Congress in 1866 established reservation boundaries for the Muscogee (Creek), Cherokee, Chickasaw, Choctaw, and Seminole Nations. The Creek Nation boundaries encompass three million acres in eastern Oklahoma, including most of the city of Tulsa. The boundaries for all five nations consist of more than 19 million acres and nearly the entire eastern half of Oklahoma.

The Attorney General’s office is tracking approximately 200 criminal cases that potentially could be affected by McGirt, and 58 of those already have been remanded to state courts for an evidentiary hearing, Alex Gerszewski, communications director for the AG’s office, told Southwest Ledger in October.

Five Cherokees from Mayes County filed suit in July in Oklahoma’s Northern District federal court in Tulsa, alleging they and others similarly situated have been unlawfully prosecuted for traffic offenses and/or misdemeanor crimes that occurred within the boundaries of the Cherokee Reservation. Named in their lawsuit were six state district courts, four district attorneys, seven court clerks, and 30 cities and towns in eastern Oklahoma.

Tulsa County District Attorney Steve Kunzweiler announced on August 21 that more than 80 criminal cases were dismissed that day by his office because of the McGirt ruling. Those cases included murder, rape, robbery and domestic assault, he said.

Most of the cases were expected to be refiled in federal court, and Kunzweiler said he hoped the Creek Nation would help prosecute the lesser offenses.

In the first two months after McGirt was issued, 850 criminal cases involving Native Americans and crimes committed on the Creek Reservation were referred to federal authorities, Attorney General Hunter wrote in a letter dated October 21.

By September, 113 criminal cases that normally would have been prosecuted by the State of Oklahoma had been referred to the U.S. Attorney’s Office for the Northern District of Oklahoma. Of those cases, 60 remained with the U.S. Attorney’s Office and the rest were referred to the Muscogee (Creek) Nation judicial system.

The U.S. Attorney for the Eastern District of Oklahoma, based in Muskogee, secured indictments in just three Indian Country crimes in 2017. But 571 such cases were referred to that court in the three and a half months immediately following the McGirt decision, Hunter reported in his letter.

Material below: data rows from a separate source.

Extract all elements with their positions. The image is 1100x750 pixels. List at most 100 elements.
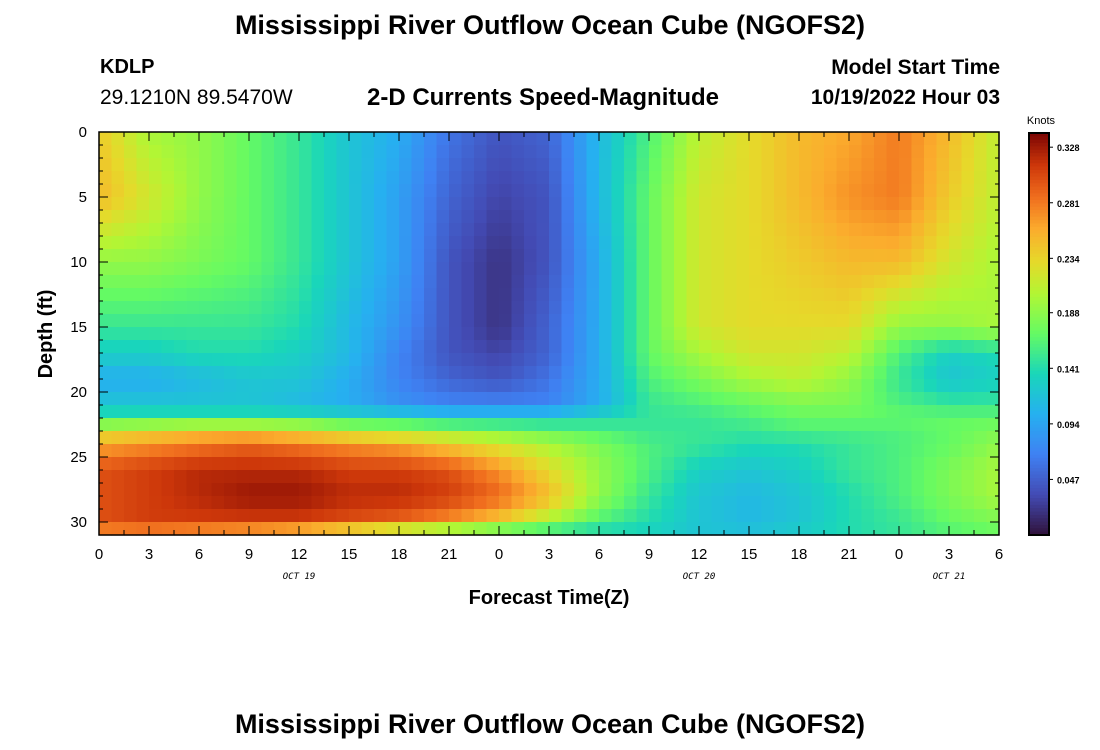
heatmap-cell bbox=[986, 418, 1000, 432]
heatmap-cell bbox=[399, 353, 413, 367]
heatmap-cell bbox=[661, 236, 675, 250]
heatmap-cell bbox=[311, 301, 325, 315]
heatmap-cell bbox=[711, 327, 725, 341]
heatmap-cell bbox=[174, 353, 188, 367]
heatmap-cell bbox=[749, 418, 763, 432]
heatmap-cell bbox=[936, 509, 950, 523]
colorbar-tick-label: 0.141 bbox=[1057, 364, 1080, 374]
heatmap-cell bbox=[811, 457, 825, 471]
heatmap-cell bbox=[674, 171, 688, 185]
colorbar-step bbox=[1029, 287, 1049, 292]
heatmap-cell bbox=[724, 262, 738, 276]
heatmap-cell bbox=[649, 366, 663, 380]
heatmap-cell bbox=[461, 444, 475, 458]
heatmap-cell bbox=[786, 509, 800, 523]
heatmap-cell bbox=[686, 145, 700, 159]
heatmap-cell bbox=[749, 353, 763, 367]
heatmap-cell bbox=[936, 236, 950, 250]
heatmap-cell bbox=[236, 288, 250, 302]
heatmap-cell bbox=[574, 496, 588, 510]
heatmap-cell bbox=[711, 431, 725, 445]
heatmap-cell bbox=[986, 314, 1000, 328]
x-tick-label: 0 bbox=[895, 546, 903, 563]
heatmap-cell bbox=[124, 301, 138, 315]
heatmap-cell bbox=[161, 301, 175, 315]
heatmap-cell bbox=[499, 496, 513, 510]
heatmap-cell bbox=[349, 223, 363, 237]
heatmap-cell bbox=[949, 353, 963, 367]
heatmap-cell bbox=[761, 457, 775, 471]
heatmap-cell bbox=[99, 470, 113, 484]
heatmap-cell bbox=[536, 314, 550, 328]
heatmap-cell bbox=[974, 405, 988, 419]
heatmap-cell bbox=[536, 444, 550, 458]
heatmap-cell bbox=[99, 392, 113, 406]
heatmap-cell bbox=[274, 457, 288, 471]
heatmap-cell bbox=[699, 431, 713, 445]
colorbar-step bbox=[1029, 501, 1049, 506]
heatmap-cell bbox=[711, 249, 725, 263]
heatmap-cell bbox=[224, 405, 238, 419]
heatmap-cell bbox=[711, 145, 725, 159]
heatmap-cell bbox=[461, 197, 475, 211]
heatmap-cell bbox=[111, 314, 125, 328]
heatmap-cell bbox=[286, 457, 300, 471]
heatmap-cell bbox=[324, 158, 338, 172]
heatmap-cell bbox=[424, 405, 438, 419]
heatmap-cell bbox=[836, 171, 850, 185]
heatmap-cell bbox=[399, 496, 413, 510]
heatmap-cell bbox=[186, 392, 200, 406]
heatmap-cell bbox=[899, 353, 913, 367]
colorbar-step bbox=[1029, 203, 1049, 208]
heatmap-cell bbox=[524, 327, 538, 341]
heatmap-cell bbox=[936, 431, 950, 445]
x-tick-label: 0 bbox=[95, 546, 103, 563]
heatmap-cell bbox=[136, 249, 150, 263]
heatmap-cell bbox=[861, 444, 875, 458]
heatmap-cell bbox=[199, 405, 213, 419]
heatmap-cell bbox=[374, 158, 388, 172]
heatmap-cell bbox=[724, 405, 738, 419]
heatmap-cell bbox=[736, 405, 750, 419]
heatmap-cell bbox=[249, 457, 263, 471]
heatmap-cell bbox=[824, 275, 838, 289]
heatmap-cell bbox=[99, 457, 113, 471]
heatmap-cell bbox=[286, 522, 300, 536]
heatmap-cell bbox=[749, 405, 763, 419]
heatmap-cell bbox=[836, 444, 850, 458]
heatmap-cell bbox=[111, 262, 125, 276]
heatmap-cell bbox=[699, 275, 713, 289]
heatmap-cell bbox=[124, 249, 138, 263]
heatmap-cell bbox=[149, 405, 163, 419]
heatmap-cell bbox=[261, 327, 275, 341]
heatmap-cell bbox=[374, 444, 388, 458]
heatmap-cell bbox=[399, 431, 413, 445]
heatmap-cell bbox=[461, 262, 475, 276]
heatmap-cell bbox=[599, 418, 613, 432]
heatmap-cell bbox=[499, 145, 513, 159]
colorbar-step bbox=[1029, 313, 1049, 318]
heatmap-cell bbox=[761, 444, 775, 458]
heatmap-cell bbox=[324, 249, 338, 263]
heatmap-cell bbox=[286, 171, 300, 185]
heatmap-cell bbox=[374, 470, 388, 484]
heatmap-cell bbox=[936, 470, 950, 484]
heatmap-cell bbox=[186, 275, 200, 289]
heatmap-cell bbox=[161, 314, 175, 328]
heatmap-cell bbox=[449, 457, 463, 471]
heatmap-cell bbox=[874, 249, 888, 263]
heatmap-cell bbox=[236, 184, 250, 198]
heatmap-cell bbox=[961, 340, 975, 354]
colorbar-step bbox=[1029, 504, 1049, 509]
heatmap-cell bbox=[724, 132, 738, 146]
heatmap-cell bbox=[336, 431, 350, 445]
heatmap-cell bbox=[974, 301, 988, 315]
heatmap-cell bbox=[736, 171, 750, 185]
heatmap-cell bbox=[549, 366, 563, 380]
heatmap-cell bbox=[436, 197, 450, 211]
heatmap-cell bbox=[586, 392, 600, 406]
heatmap-cell bbox=[436, 392, 450, 406]
heatmap-cell bbox=[124, 145, 138, 159]
heatmap-cell bbox=[874, 483, 888, 497]
heatmap-cell bbox=[349, 210, 363, 224]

The U.S. Department of Justice (DOJ) has recruited attorneys from around the nation “to help us with these cases,” Doug Horn, assistant U.S. Attorney in the Eastern District of Oklahoma, told the Ledger in September. Lawyers from Georgia, Florida, Pennsylvania, Tennessee and Arizona have “come in and are living here” to help resolve the issue, Horn said.

Chris Wilson, first assistant U.S. Attorney in the Eastern District, said some of the DOJ volunteers “are doing six months” in Oklahoma and others are teleworking and traveling to/from Oklahoma.

Lawyers also are debating whether McGirt has broader implications for taxing, zoning and other government functions. The Oklahoma Tax Commission and the Oklahoma Corporation Commission, for example, prepared reports for Governor Kevin Stitt in which they estimated that those agencies could lose millions of dollars in tax revenue if the Five Tribes asserted administrative jurisdiction over tax collections and energy industry regulation in Indian Country.